Ferguson residents have been saying the same things for months. Many of us who live in St. Louis County, and frankly any Black person who lives in one of the many racially segregated communities in the United States with a primarily white police force, have been fighting these injustices for years. (Anyone who tries to tell you Ferguson is an isolated situation is flat out lying.) So I was more than a little disgusted to see so many news reports presenting the findings and evidence cited in the report as if no one has ever mentioned these abuses before. But that’s par for the course when people of color call out injustice.

It feels as if we are shouting in a soundproof room, because our word isn’t judged worthy to be taken as fact. Now that the DOJ has been kind enough to back up what Ferguson residents have been saying with a detailed and fully sourced report, all of the sudden the same local officials who couldn’t give protesters the time of day are seeking out the media to talk reform.

That leads me the another challenge I’ve faced since the DOJ report came out. Ferguson’s mayor and police chief and many of its judges and court staff are still in power and getting paid. (Although one municipal court employee was fired and two other police department employees were put on leave for their irresponsible actions, those in leadership positions have yet to be held accountable for their role.) We’re supposed to expect the same officials who presided over the blatant violations of constitutional rights cited in the DOJ report to fix a system they gleefully managed even as it devastated the lives of countless residents? That dog don’t hunt.
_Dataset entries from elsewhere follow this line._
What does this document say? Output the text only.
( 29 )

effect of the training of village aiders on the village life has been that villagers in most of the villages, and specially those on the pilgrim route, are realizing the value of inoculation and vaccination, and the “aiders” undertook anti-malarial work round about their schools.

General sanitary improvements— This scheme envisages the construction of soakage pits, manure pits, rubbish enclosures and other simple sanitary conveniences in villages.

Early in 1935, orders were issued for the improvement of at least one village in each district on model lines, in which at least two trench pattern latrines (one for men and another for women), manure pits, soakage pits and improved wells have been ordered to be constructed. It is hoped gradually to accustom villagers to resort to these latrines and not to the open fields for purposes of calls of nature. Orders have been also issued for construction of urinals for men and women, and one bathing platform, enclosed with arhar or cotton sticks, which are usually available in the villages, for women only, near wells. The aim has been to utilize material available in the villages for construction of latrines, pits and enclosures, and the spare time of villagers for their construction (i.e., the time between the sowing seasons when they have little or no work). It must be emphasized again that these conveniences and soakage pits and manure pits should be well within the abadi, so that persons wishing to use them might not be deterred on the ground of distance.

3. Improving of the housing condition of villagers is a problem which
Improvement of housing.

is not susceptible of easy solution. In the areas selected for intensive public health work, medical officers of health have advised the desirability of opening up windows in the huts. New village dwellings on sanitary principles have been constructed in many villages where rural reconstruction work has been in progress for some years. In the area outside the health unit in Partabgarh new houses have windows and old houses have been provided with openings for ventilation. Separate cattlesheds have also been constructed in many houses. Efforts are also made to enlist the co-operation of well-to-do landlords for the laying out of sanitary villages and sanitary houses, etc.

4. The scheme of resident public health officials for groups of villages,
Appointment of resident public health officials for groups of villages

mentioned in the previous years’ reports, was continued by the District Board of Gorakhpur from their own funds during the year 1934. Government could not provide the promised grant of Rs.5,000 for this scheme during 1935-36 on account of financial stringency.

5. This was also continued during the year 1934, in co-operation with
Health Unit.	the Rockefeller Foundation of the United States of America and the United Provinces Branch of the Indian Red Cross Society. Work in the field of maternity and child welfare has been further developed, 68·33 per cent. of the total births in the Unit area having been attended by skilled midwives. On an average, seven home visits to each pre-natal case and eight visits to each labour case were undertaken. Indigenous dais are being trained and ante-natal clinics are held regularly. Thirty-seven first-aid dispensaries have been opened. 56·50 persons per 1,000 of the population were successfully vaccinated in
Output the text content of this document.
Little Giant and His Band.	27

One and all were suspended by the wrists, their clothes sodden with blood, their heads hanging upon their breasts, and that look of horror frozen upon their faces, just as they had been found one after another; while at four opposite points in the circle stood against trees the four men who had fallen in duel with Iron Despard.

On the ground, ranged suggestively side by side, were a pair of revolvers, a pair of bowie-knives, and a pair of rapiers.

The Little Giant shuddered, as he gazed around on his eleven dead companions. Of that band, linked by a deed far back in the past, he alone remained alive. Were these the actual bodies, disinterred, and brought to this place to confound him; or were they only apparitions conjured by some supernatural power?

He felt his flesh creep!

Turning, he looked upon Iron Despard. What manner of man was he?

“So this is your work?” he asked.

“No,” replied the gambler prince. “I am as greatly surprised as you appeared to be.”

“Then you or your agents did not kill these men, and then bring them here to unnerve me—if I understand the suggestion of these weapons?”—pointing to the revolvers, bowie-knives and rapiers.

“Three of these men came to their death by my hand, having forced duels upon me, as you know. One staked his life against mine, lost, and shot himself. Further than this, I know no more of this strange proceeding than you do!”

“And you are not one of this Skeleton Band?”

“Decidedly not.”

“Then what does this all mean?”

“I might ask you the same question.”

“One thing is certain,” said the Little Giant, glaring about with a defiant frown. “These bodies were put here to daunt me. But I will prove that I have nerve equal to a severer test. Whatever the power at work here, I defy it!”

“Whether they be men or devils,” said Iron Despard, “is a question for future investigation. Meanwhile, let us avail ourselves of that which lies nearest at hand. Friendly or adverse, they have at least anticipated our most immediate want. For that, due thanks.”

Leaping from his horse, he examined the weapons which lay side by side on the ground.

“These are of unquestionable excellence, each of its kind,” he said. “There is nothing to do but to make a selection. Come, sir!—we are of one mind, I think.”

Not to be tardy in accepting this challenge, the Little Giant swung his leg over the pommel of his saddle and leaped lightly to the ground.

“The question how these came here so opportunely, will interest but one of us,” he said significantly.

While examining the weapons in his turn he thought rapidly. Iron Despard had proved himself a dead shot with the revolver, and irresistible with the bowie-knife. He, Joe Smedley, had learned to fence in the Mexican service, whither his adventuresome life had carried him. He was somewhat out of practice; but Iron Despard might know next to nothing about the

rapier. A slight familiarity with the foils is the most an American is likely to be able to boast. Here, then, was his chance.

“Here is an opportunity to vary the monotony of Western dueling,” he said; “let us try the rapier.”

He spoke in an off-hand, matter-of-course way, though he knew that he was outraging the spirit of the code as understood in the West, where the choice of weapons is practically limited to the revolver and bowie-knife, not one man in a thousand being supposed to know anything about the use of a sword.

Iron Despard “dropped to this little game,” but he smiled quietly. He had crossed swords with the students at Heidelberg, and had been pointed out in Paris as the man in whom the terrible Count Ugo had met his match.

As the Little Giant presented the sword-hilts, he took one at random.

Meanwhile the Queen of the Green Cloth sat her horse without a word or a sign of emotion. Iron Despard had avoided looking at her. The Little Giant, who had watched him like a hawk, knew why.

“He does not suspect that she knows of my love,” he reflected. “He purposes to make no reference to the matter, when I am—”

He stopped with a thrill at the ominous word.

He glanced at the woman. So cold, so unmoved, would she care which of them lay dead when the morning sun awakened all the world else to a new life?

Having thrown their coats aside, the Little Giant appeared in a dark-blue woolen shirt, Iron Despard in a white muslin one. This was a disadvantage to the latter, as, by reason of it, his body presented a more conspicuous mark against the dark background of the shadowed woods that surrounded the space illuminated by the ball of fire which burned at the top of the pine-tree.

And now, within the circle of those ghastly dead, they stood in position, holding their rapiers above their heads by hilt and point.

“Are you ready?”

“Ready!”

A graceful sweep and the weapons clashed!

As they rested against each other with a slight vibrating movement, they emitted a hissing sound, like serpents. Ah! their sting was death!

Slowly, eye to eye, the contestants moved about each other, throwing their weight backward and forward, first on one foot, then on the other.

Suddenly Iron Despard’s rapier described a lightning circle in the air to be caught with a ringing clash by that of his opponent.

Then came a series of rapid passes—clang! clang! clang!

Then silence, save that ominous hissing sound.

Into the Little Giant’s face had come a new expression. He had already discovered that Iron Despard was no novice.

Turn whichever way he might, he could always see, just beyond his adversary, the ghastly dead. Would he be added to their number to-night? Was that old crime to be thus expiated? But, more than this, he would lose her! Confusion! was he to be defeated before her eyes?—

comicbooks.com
Michael Brown was shot and killed by a Ferguson police officer seven months ago. Residents of Ferguson and the broader St. Louis metropolitan area have spent these months demanding justice and reform through direct action, lobbying at the local and state level and at community forums. From the beginning, activists and concerned community members have tried to call attention to the fact that the killing of Michael Brown and the unrest that followed in Ferguson could have happened in any number of municipalities across Missouri and this nation because of the country’s centuries-old racial bias directed at people of color. The shooting of an unarmed teenager by a police officer, the over-the-top use of force in response to non-violent protests, and even the flawed grand jury process could have happened anywhere and to any one of us. Now, with the DOJ’s report in hand, some feel validated. Others are newly disturbed. I remain sick and tired of being sick and tired. But they call it a struggle for a reason. Onward.